É preciso dizer que eu nunca tinha me encontrado com Félix antes. Eu tinha feito o curso de Deleuze em Saint-Denis mas nunca tinha ousado falar com ele! No final dessa viagem de Félix no Brasil, ele tinha proposto à Suely e a outros que ele conhecia aqui criar uma Associação de Esquizoanálise no Brasil. Na ocasião ele me convidou, assim do nada, sendo que eu nem mesmo sabia o que era a esquizoanálise! O que eu podia responder a não ser “a gente teria que ver o que é isso!”? Mas Félix retrucou: “A gente não precisa ver
o que é, a gente tem que inventar!” Claro, que banal! Mais tarde, quando comecei a trabalhar com os loucos na clínica, a experiência de Félix com a loucura me interessou muito, suas definições, as noções que ele inventou para trabalhar com os loucos, aquilo que ele compreendia como clínica, aquilo que era La Borde para ele. Portanto, a partir daí, e aprofundando os estudos sobre as relações entre loucura e filosofia, em paralelo com esse trabalho mais concreto com os loucos, entendi que tinha uma ferramenta ali. A esquizoanálise não era uma pequena derivação teórica, mas realmente uma ferramente original.

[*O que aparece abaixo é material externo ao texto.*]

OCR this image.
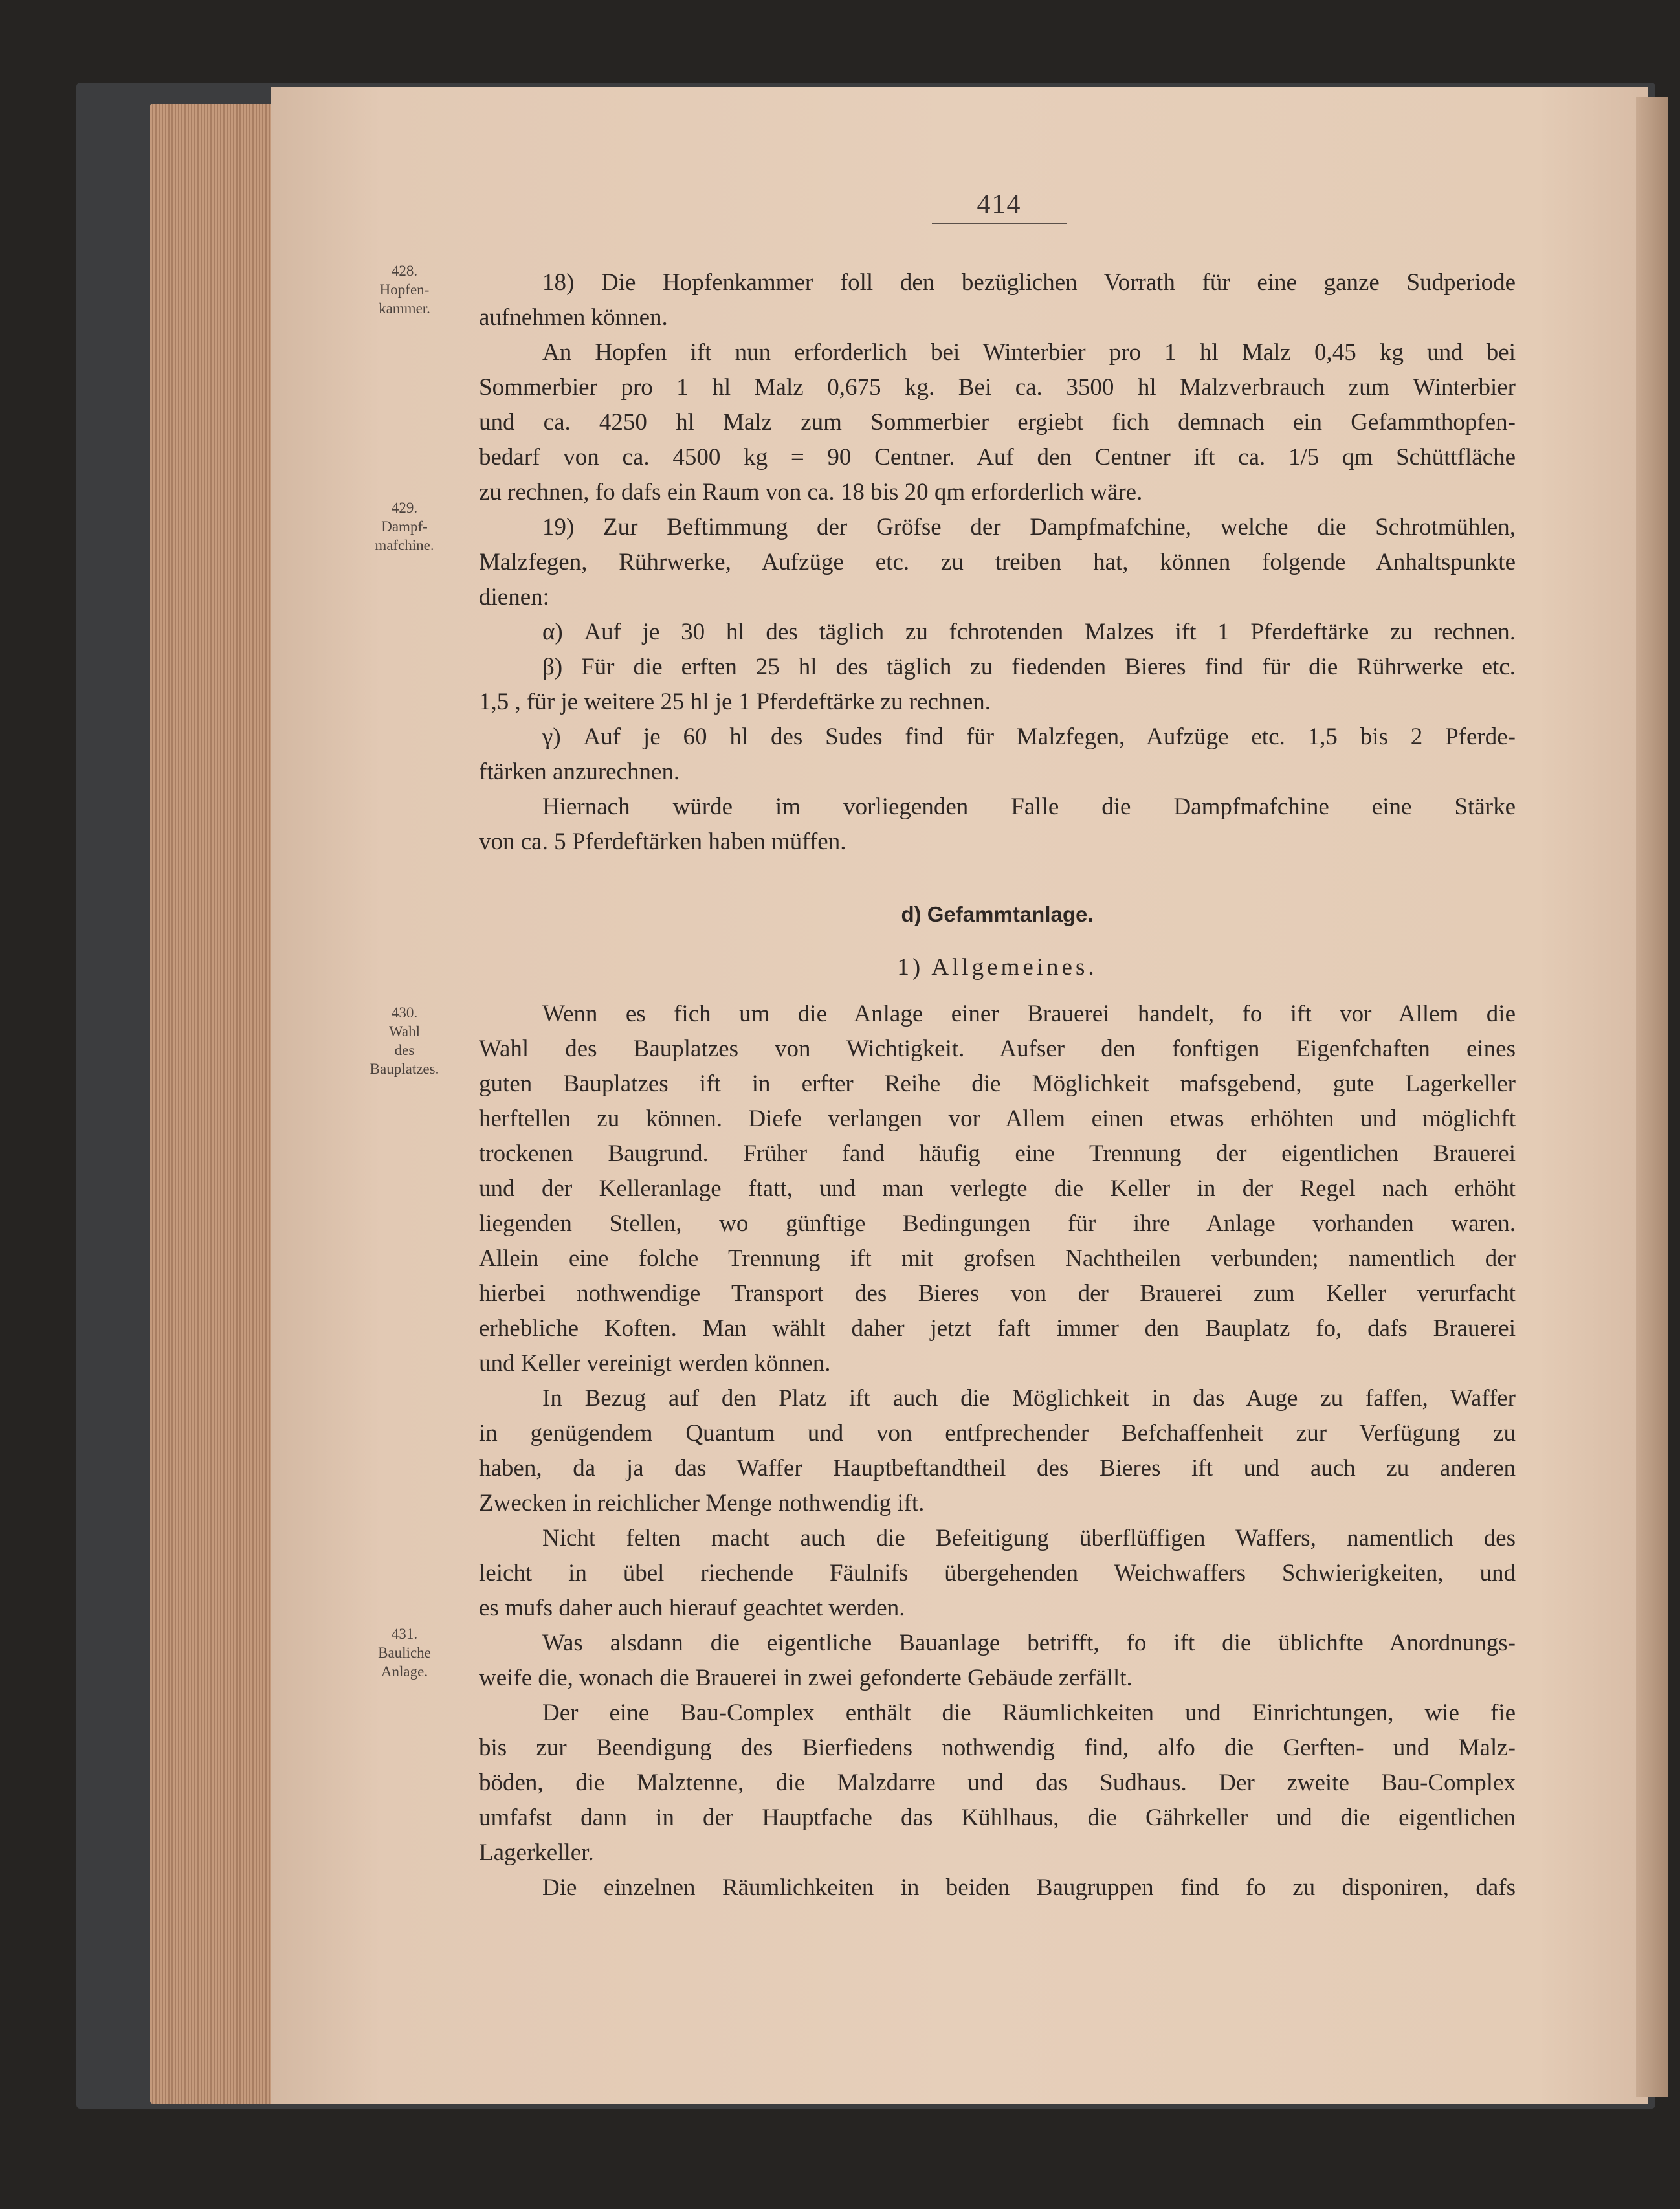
414
428.
Hopfen-
kammer.
429.
Dampf-
mafchine.
430.
Wahl
des
Bauplatzes.
431.
Bauliche
Anlage.
18) Die Hopfenkammer foll den bezüglichen Vorrath für eine ganze Sudperiode
aufnehmen können.
An Hopfen ift nun erforderlich bei Winterbier pro 1 hl Malz 0,45 kg und bei
Sommerbier pro 1 hl Malz 0,675 kg. Bei ca. 3500 hl Malzverbrauch zum Winterbier
und ca. 4250 hl Malz zum Sommerbier ergiebt fich demnach ein Gefammthopfen-
bedarf von ca. 4500 kg = 90 Centner. Auf den Centner ift ca. 1/5 qm Schüttfläche
zu rechnen, fo dafs ein Raum von ca. 18 bis 20 qm erforderlich wäre.
19) Zur Beftimmung der Gröfse der Dampfmafchine, welche die Schrotmühlen,
Malzfegen, Rührwerke, Aufzüge etc. zu treiben hat, können folgende Anhaltspunkte
dienen:
α) Auf je 30 hl des täglich zu fchrotenden Malzes ift 1 Pferdeftärke zu rechnen.
β) Für die erften 25 hl des täglich zu fiedenden Bieres find für die Rührwerke etc.
1,5 , für je weitere 25 hl je 1 Pferdeftärke zu rechnen.
γ) Auf je 60 hl des Sudes find für Malzfegen, Aufzüge etc. 1,5 bis 2 Pferde-
ftärken anzurechnen.
Hiernach würde im vorliegenden Falle die Dampfmafchine eine Stärke
von ca. 5 Pferdeftärken haben müffen.
d) Gefammtanlage.
1) Allgemeines.
Wenn es fich um die Anlage einer Brauerei handelt, fo ift vor Allem die
Wahl des Bauplatzes von Wichtigkeit. Aufser den fonftigen Eigenfchaften eines
guten Bauplatzes ift in erfter Reihe die Möglichkeit mafsgebend, gute Lagerkeller
herftellen zu können. Diefe verlangen vor Allem einen etwas erhöhten und möglichft
trockenen Baugrund. Früher fand häufig eine Trennung der eigentlichen Brauerei
und der Kelleranlage ftatt, und man verlegte die Keller in der Regel nach erhöht
liegenden Stellen, wo günftige Bedingungen für ihre Anlage vorhanden waren.
Allein eine folche Trennung ift mit grofsen Nachtheilen verbunden; namentlich der
hierbei nothwendige Transport des Bieres von der Brauerei zum Keller verurfacht
erhebliche Koften. Man wählt daher jetzt faft immer den Bauplatz fo, dafs Brauerei
und Keller vereinigt werden können.
In Bezug auf den Platz ift auch die Möglichkeit in das Auge zu faffen, Waffer
in genügendem Quantum und von entfprechender Befchaffenheit zur Verfügung zu
haben, da ja das Waffer Hauptbeftandtheil des Bieres ift und auch zu anderen
Zwecken in reichlicher Menge nothwendig ift.
Nicht felten macht auch die Befeitigung überflüffigen Waffers, namentlich des
leicht in übel riechende Fäulnifs übergehenden Weichwaffers Schwierigkeiten, und
es mufs daher auch hierauf geachtet werden.
Was alsdann die eigentliche Bauanlage betrifft, fo ift die üblichfte Anordnungs-
weife die, wonach die Brauerei in zwei gefonderte Gebäude zerfällt.
Der eine Bau-Complex enthält die Räumlichkeiten und Einrichtungen, wie fie
bis zur Beendigung des Bierfiedens nothwendig find, alfo die Gerften- und Malz-
böden, die Malztenne, die Malzdarre und das Sudhaus. Der zweite Bau-Complex
umfafst dann in der Hauptfache das Kühlhaus, die Gährkeller und die eigentlichen
Lagerkeller.
Die einzelnen Räumlichkeiten in beiden Baugruppen find fo zu disponiren, dafs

A certa altura do trabalho no hospital-dia vimos nascer um projeto de teatro, graças à proposta de um paciente. Foi então toda uma aventura que começou de modo bastante inesperado e muito surpreendente para mim, porque aconteceu sem planejamento, sem um projeto, como uma espécie de irrupção coletiva e estética. A invenção de um dispositivo com essas pessoas não é algo óbvio, e a partir daí todo um universo veio à tona, cresceu e me fez pensar muitas coisas. Foi uma linha nova que se abriu, o teatro com a clínica paralelamente aos meus estudos de filosofia na universidade, em São Paulo. Foi uma bifurcação, mas ainda assim eram dois mundos paralelos que para mim coexistiam com uma necessidade real. Eu tinha o cuidado de mantê-los separados, queria preservar a singularidade de cada campo. São independentes. Não quis misturá-los. Sobretudo, não sobredeterminar a experiência com esquemas vindos da filosofia. Na minha pesquisa em filosofia, queria manter certa linha que havia aprendido com Deleuze quando frequentei seus cursos, ou seja, ter confiança numa certa autonomia do pensamento, sabendo que tal autonomia, quanto mais ela é ativa, mais tem chance de percutir em outros campos, incluindo campos concretos como a política ou a clínica. O pensamento não precisava submeter-se a um outro campo, daí uma certa autorreferencialidade do conceito que eu queria preservar. Havia portanto a experimentação de uma certa prática totalmente autônoma e a experimentação de uma prática de pensamento também autônoma. Claro que ambas as linhas se cruzavam em um lugar que não sou capaz de definir, mas tenho certeza de que essa bifurcação teve um efeito muito potente nos dois campos: mantê-los separados e ver até onde podiam ir nessa divergência.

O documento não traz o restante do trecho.